Goodbye Elton, the best husband and father we could ever have hoped for
In memory of Elton Barrish, who sadly passed away from complications caused by a rare and degenerative illness, we republish this loving tribute by our regular contributor, Rochelle.
You know the part of your wedding day where you’re a few glasses of bubbly strong and floating down the aisle to swear eternal love to your spouse? And your vows come tumbling out like it’s no big deal?
Does anyone ever think of the actual words in those vows? I didn’t, until “in sickness and health” came for me. After 7 years of marriage, my 37-year-old husband started having regular blackouts, severe shortness of breath, and after various tests and hospital stays, pulmonary arterial hypertension (PAH) was diagnosed.
In short, it’s when your lungs no longer want to be in the same chat group as the rest of your body. The artery walls in the lungs decide to just keep growing and become way too narrow for the blood from your heart to pass through. Your lungs read the message that says open up for the blood coming through, but the arteries in your lungs are saying we’re not entirely convinced we want to do that. If you remember anything about basic biology, you’ll know this is hardly ideal.

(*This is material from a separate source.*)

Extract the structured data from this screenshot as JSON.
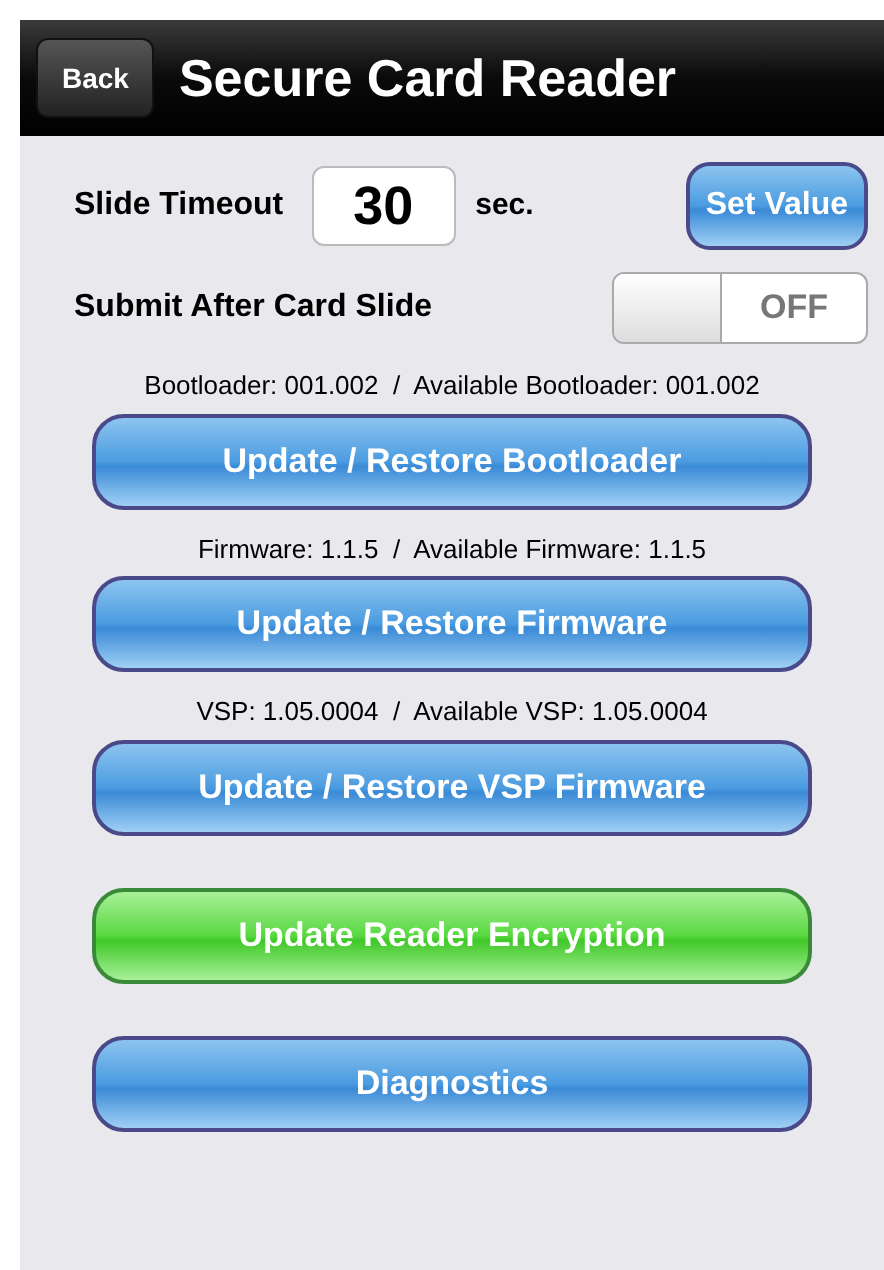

When Elton explained this to our son who was 4 at the time, he listened and summarised it as “so Daddy, your lungs don’t feel like being lungs anymore?” It was so on point, my husband uses it as his standard intro when people ask him about his condition.
Instead of the lovely holidays abroad, wine-soaked weekends in the winelands and long walks on the beach, we had to quickly cut, as nightmares so graphically do, to our new normal.
My husband became too weak to put in a full week of work initially and that quickly deteriorated to not even being able to do a full day of work. His sick leave was depleted, and he was under severe pressure to actually stay at work long enough for it to count as a day.
Even though we’re pavement specials, Elton’s family tree has a touch of German and I always tease him about his supposed German work ethic. He’s the sort of employee companies dream about. Loved his job, people adored him and he was shooting the lights out. He would rather die than not be at work.
Getting him to admit that he was no longer able to put in a full day’s work was tough. Doors were slammed, voices were raised and cars revved out the driveway (all me), all while Elton nearly killed himself to get to work and to stay there long enough for it to count.
Elton says nearly blacking out at work in the loo, made him realise he needed to rethink his situation. Eventually the stress of having to go to our GP to be booked off and getting sick note upon sick note was just too much for him and he asked me to help him draft an e-mail to his manager. One of the hardest things we’ve had to do as a couple.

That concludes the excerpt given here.